After a decade at the U.S. detention camp in Guantanamo Bay, Cuba, Omar Khadr has returned to Canada, and is now being held at Millhaven. Khadr, 26, was transported aboard a U.S. government aircraft and arrived at CFB Trenton at 7:40 a.m. on Saturday.
He was then transferred to Millhaven, where, barring parole, he will spend the remaining seven years of his eight-year sentence, Public Safety Minister Vic Towes confirmed at a press conference.
Officials from Millhaven Institution refused to comment at the scene outside the facility. They also refused comment over the phone, citing the Privacy Act.
Khadr comes to Canada after agreeing to a plea deal with prosecutors in October 2010 and admitting his responsibility for the death of American Sgt. 1st Class Christopher Speer.
The plea agreement allowed Khadr to be transferred to Canada for the remainder of his sentence. The agreed-upon sentence was eight years with no credit for time served while in U.S. custody.
Now, under Canadian law, Khadr can apply for parole as early as next summer.
In the meantime, Khadr will stay at Millhaven, one of the toughest prisons in the country. It holds about 400 convicts, 130 of them among the nation's most hardened criminals, held in the notorious J-unit.
It's been dubbed “Guantanamo North” because it once was home to the Kingston Immigration Holding Centre, a special six-bed unit that held non-Canadians arrested as part of the war on terror and held without charge on controversial “security certificates.”
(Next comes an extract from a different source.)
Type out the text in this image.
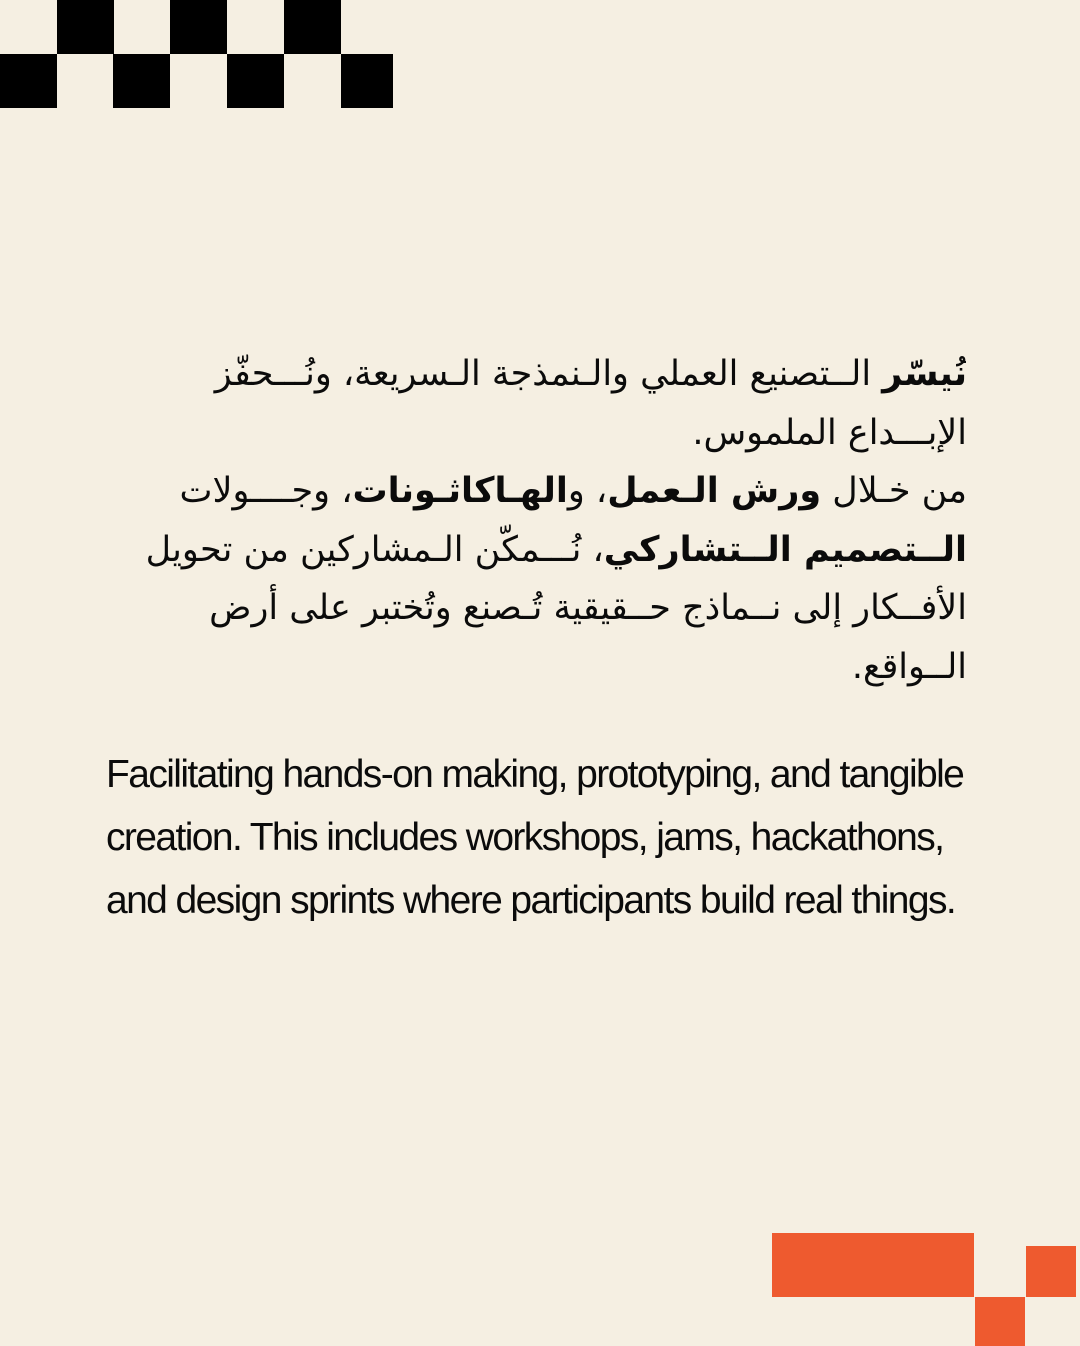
نُيسّر الــتصنيع العملي والـنمذجة الـسريعة، ونُـــحفّز الإبـــداع الملموس.

من خـلال ورش الـعمل، والهـاكاثـونات، وجــــولات الــتصميم الــتشاركي، نُـــمكّن الـمشاركين من تحويل الأفــكار إلى نــماذج حــقيقية تُـصنع وتُختبر على أرض الــواقع.

Facilitating hands-on making, prototyping, and tangible creation. This includes workshops, jams, hackathons, and design sprints where participants build real things.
That unit was closed without fanfare late last year.
Millhaven opened in 1971 in a rush to make room for inmates from Kingston Penitentiary following the infamous riots that had bloodied the walls there days earlier.
Since then, it has been the site of at least three controversial prisoner deaths.
In the past two years, eight inmate assaults have taken place at the institution.
There has been one assault on a staff member, one inmate killed by a fellow inmate, two major lockdowns and five instances of drug seizures, either from inmates or visitors.